– Эй, Паске́! – крикнул он коллеге, – Здесь, оказывается, наш русский друг!

– А ты чего ожидал? – отозвался тот. – Кто, кроме Алексѝса, смог бы удержать баррикаду с тремя десятками штыков против целого батальона? Русские все сумасшедшие – мой дядюшка, как напьётся пьян, рассказывает, как дрался с ними в этом, как его… Sйbastopol!

– Да, лихие были времена! – ответил Кривошеин – Спасибо, друзья, что подоспели вовремя, а то нам пришлось бы туго!

Пилот снял шлем. Лицо его выглядело странно: там, где кожу защищали очки, она была белой и чистой, всё остальное покрывал толстый слой копоти. Впечатление стало ещё сильнее, когда пилот улыбнулся, сверкнув зубами, ослепительно-белыми на чёрном фоне.

– Вот, прошу любить и жаловать! – Кривошеин обернулся к Коле. – Мой добрый приятель, Шарло-жестянщик. Он, как видите, умело управляется с этим железным пугалом. А тот, с биноклем, что строит из себя Бонапарта – это Паскаль, большая шишка в здешней политике. Напомни-ка, Паске, как зовётся твоя должность?

– Если мне не совсем отшибло мозги этой дьявольской тряской, – отозвался пилот – то с утра числился председателем комиссии внешних сношений. Но могу и ошибиться: когда старина Шарло забывает свернуть и проходит сквозь дом, не то что должность – имя своё позабудешь!

Прапорщика покоробил легкомысленный тон новых знакомых. Ещё не высохла кровь на мостовой, ещё не остыли пробитые пулями – его пулями! – тела, а они тут, изволите видеть, развели балаган!

Кривошеин снисходительно похлопал его по плечу.
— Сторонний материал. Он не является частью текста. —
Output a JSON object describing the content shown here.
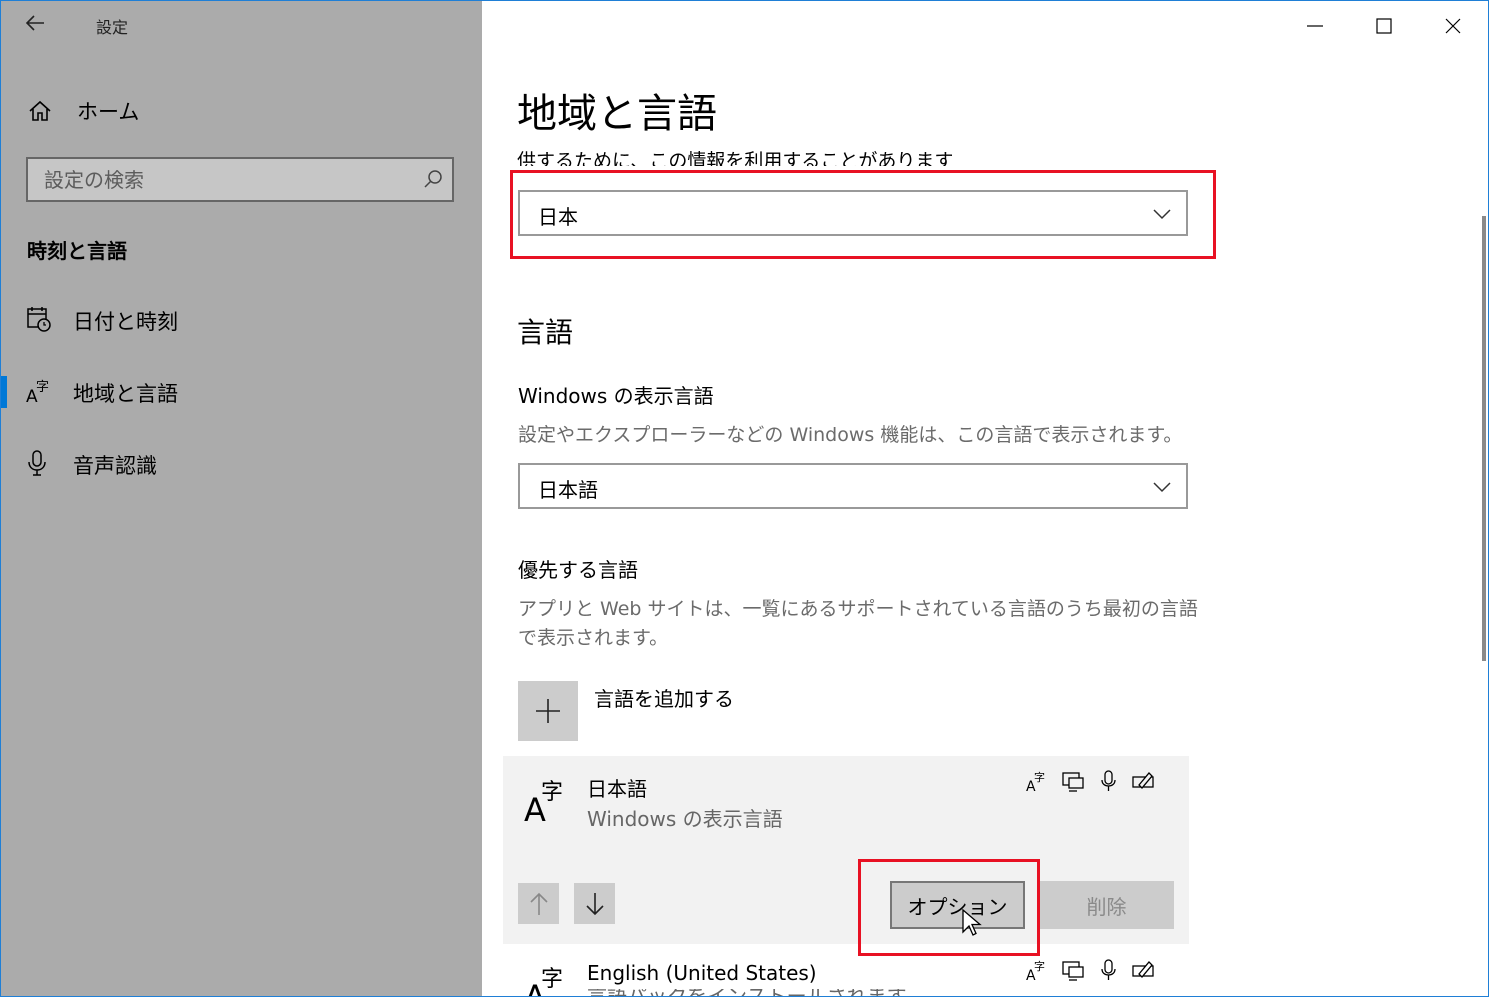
{
  "app": {
    "title": "設定"
  },
  "sidebar": {
    "home_label": "ホーム",
    "search_placeholder": "設定の検索",
    "section_heading": "時刻と言語",
    "items": [
      {
        "label": "日付と時刻",
        "icon": "calendar-clock-icon",
        "selected": false
      },
      {
        "label": "地域と言語",
        "icon": "language-icon",
        "selected": true
      },
      {
        "label": "音声認識",
        "icon": "microphone-icon",
        "selected": false
      }
    ]
  },
  "main": {
    "page_title": "地域と言語",
    "region_partial_text": "供するために、この情報を利用することがあります",
    "region_dropdown_value": "日本",
    "language_heading": "言語",
    "display_language": {
      "heading": "Windows の表示言語",
      "description": "設定やエクスプローラーなどの Windows 機能は、この言語で表示されます。",
      "value": "日本語"
    },
    "preferred": {
      "heading": "優先する言語",
      "description_line1": "アプリと Web サイトは、一覧にあるサポートされている言語のうち最初の言語",
      "description_line2": "で表示されます。",
      "add_label": "言語を追加する"
    },
    "languages": [
      {
        "name": "日本語",
        "sub": "Windows の表示言語"
      },
      {
        "name": "English (United States)",
        "sub": "言語パックをインストールされます"
      }
    ],
    "options_button": "オプション",
    "delete_button": "削除"
  },
  "colors": {
    "accent": "#0078d7",
    "highlight": "#e81123",
    "sidebar_bg": "#ababab"
  }
}
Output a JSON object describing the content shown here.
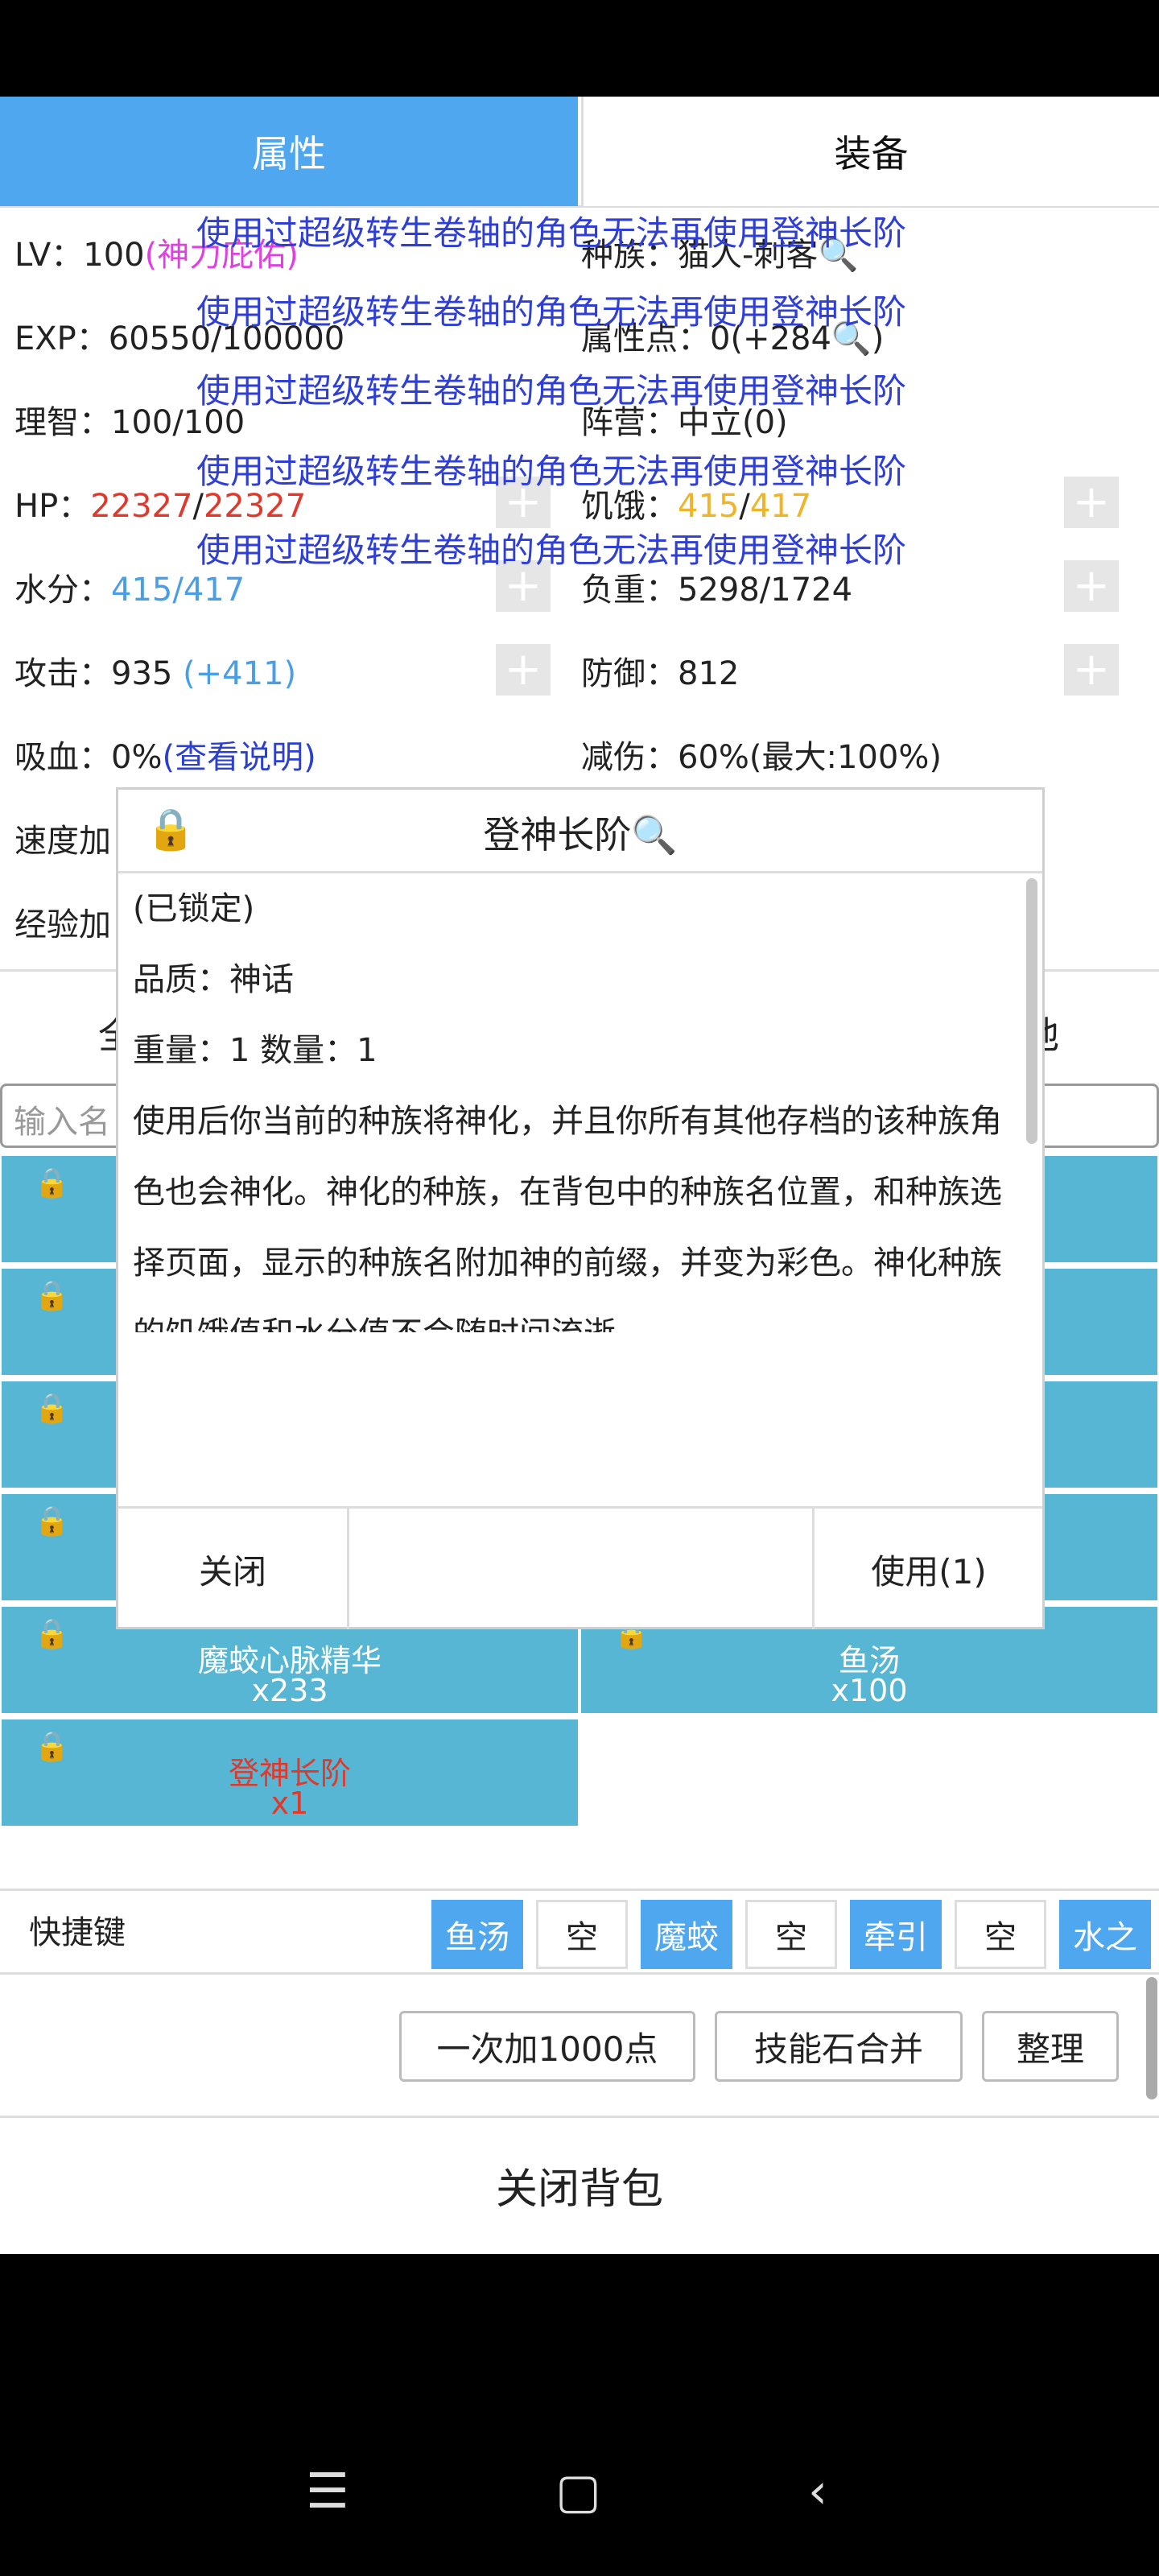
{
  "tabs": {
    "attributes": "属性",
    "equipment": "装备"
  },
  "stats": {
    "lv_label": "LV：",
    "lv_value": "100",
    "lv_badge": "(神力庇佑)",
    "exp_label": "EXP：",
    "exp_value": "60550/100000",
    "sanity_label": "理智：",
    "sanity_value": "100/100",
    "hp_label": "HP：",
    "hp_cur": "22327",
    "hp_sep": "/",
    "hp_max": "22327",
    "water_label": "水分：",
    "water_cur": "415",
    "water_sep": "/",
    "water_max": "417",
    "atk_label": "攻击：",
    "atk_value": "935 ",
    "atk_bonus": "(+411)",
    "lifesteal_label": "吸血：",
    "lifesteal_value": "0%",
    "lifesteal_link": "(查看说明)",
    "speed_label": "速度加",
    "exp_bonus_label": "经验加",
    "race_label": "种族：",
    "race_value": "猫人-刺客",
    "attrpts_label": "属性点：",
    "attrpts_value": "0(+284",
    "attrpts_suffix": ")",
    "faction_label": "阵营：",
    "faction_value": "中立(0)",
    "hunger_label": "饥饿：",
    "hunger_cur": "415",
    "hunger_sep": "/",
    "hunger_max": "417",
    "load_label": "负重：",
    "load_value": "5298/1724",
    "def_label": "防御：",
    "def_value": "812",
    "dmgred_label": "减伤：",
    "dmgred_value": "60%(最大:100%)",
    "plus": "+"
  },
  "warning_text": "使用过超级转生卷轴的角色无法再使用登神长阶",
  "inventory": {
    "tab_left_fragment": "全",
    "tab_right_fragment": "他",
    "search_placeholder": "输入名",
    "slots": [
      {
        "name": "魔蛟心脉精华",
        "qty": "x233"
      },
      {
        "name": "鱼汤",
        "qty": "x100"
      },
      {
        "name": "登神长阶",
        "qty": "x1"
      }
    ]
  },
  "quickbar": {
    "label": "快捷键",
    "slots": [
      "鱼汤",
      "空",
      "魔蛟",
      "空",
      "牵引",
      "空",
      "水之"
    ]
  },
  "actions": {
    "add1000": "一次加1000点",
    "merge": "技能石合并",
    "sort": "整理",
    "close_bag": "关闭背包"
  },
  "modal": {
    "title": "登神长阶",
    "locked": "(已锁定)",
    "quality": "品质：神话",
    "weight_qty": "重量：1  数量：1",
    "description": "使用后你当前的种族将神化，并且你所有其他存档的该种族角色也会神化。神化的种族，在背包中的种族名位置，和种族选择页面，显示的种族名附加神的前缀，并变为彩色。神化种族的饥饿值和水分值不会随时间流逝",
    "close": "关闭",
    "use": "使用(1)"
  },
  "icons": {
    "lock": "lock-icon",
    "search": "magnifier-icon",
    "nav_menu": "menu-icon",
    "nav_home": "home-icon",
    "nav_back": "back-icon"
  }
}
– Ну-ну, дружище, не судите строго! Вокруг кровь, смерть, люди режут друг друга почём зря, и при том хором твердят о всеобщем благе! Как тут не спятить? Только шутками и спасаемся, иначе прямая дорога в дом скорби! А они, говорят, стоят пустые: здешние Поприщины[17] испугались пальбы и разбежались кто куда…

Колю передёрнуло: картина бродящих по городу умалишённые показалась ему куда страшнее артиллерийской бомбардировки.

– Вы, вот что, – продолжал Кривошеин. – отыщите свою мамзель, пока с ней чего не приключилось в такой суматохе. А я пока перекинусь парой слов с Паске.

Девушка нашлась в той же подворотне, где он оставил её расстались четверть часа назад – она разрывала на полосы исподнюю солдатскую рубаху и ловко бинтовала раненых коммунистов. Увидев прапорщика, Николь обрадовалась:

– О, Николя, вот и вы! А я боялась, маршьёр вас растоптал!

Молодой человек немедленно забыл и о версальцах, и об обстрелах и даже о шагоходе. Мелькнула где-то на заднем плане мысль: почему ни девушка, ни другие защитники баррикады не удивлены появлением поразительного механизма? Впрочем, наверное, они уже привыкли…

Николь закончила перевязывать чернявого рабочего-блузника с простреленным предплечьем.

– Меня посылают сопровождать раненых. Пришёл санитарный обоз, надо торопиться, пока снова не началась стрельба. Ничего, отвезу, и сразу обратно! Пока здесь маршьёр, они не сунутся… постойте, куда вы? Отпустите, грубиян, мне же больно!

Коля, не дослушав, схватил девушку за руку и потащил за собой, не обращая внимания на гневные протесты. Кривошеин уже успел потерять терпение:

– Сколько можно копаться? Сейчас в тыл отправляются повозки с ранеными, и мы с ними. Паске, – он кивком указал на пилота, по-прежнему сидящего на макушке маршьёра, – передал: меня срочно требует к себе профессор. А в чём дело, не говорит, негодяй эдакий! А я, как видите, шагу ступить не могу!

И стукнул о мостовую прикладом «германки», заменявшей ему костыль.

– Помогите мне дойти до повозки, сажайте барышню, и отправляемся!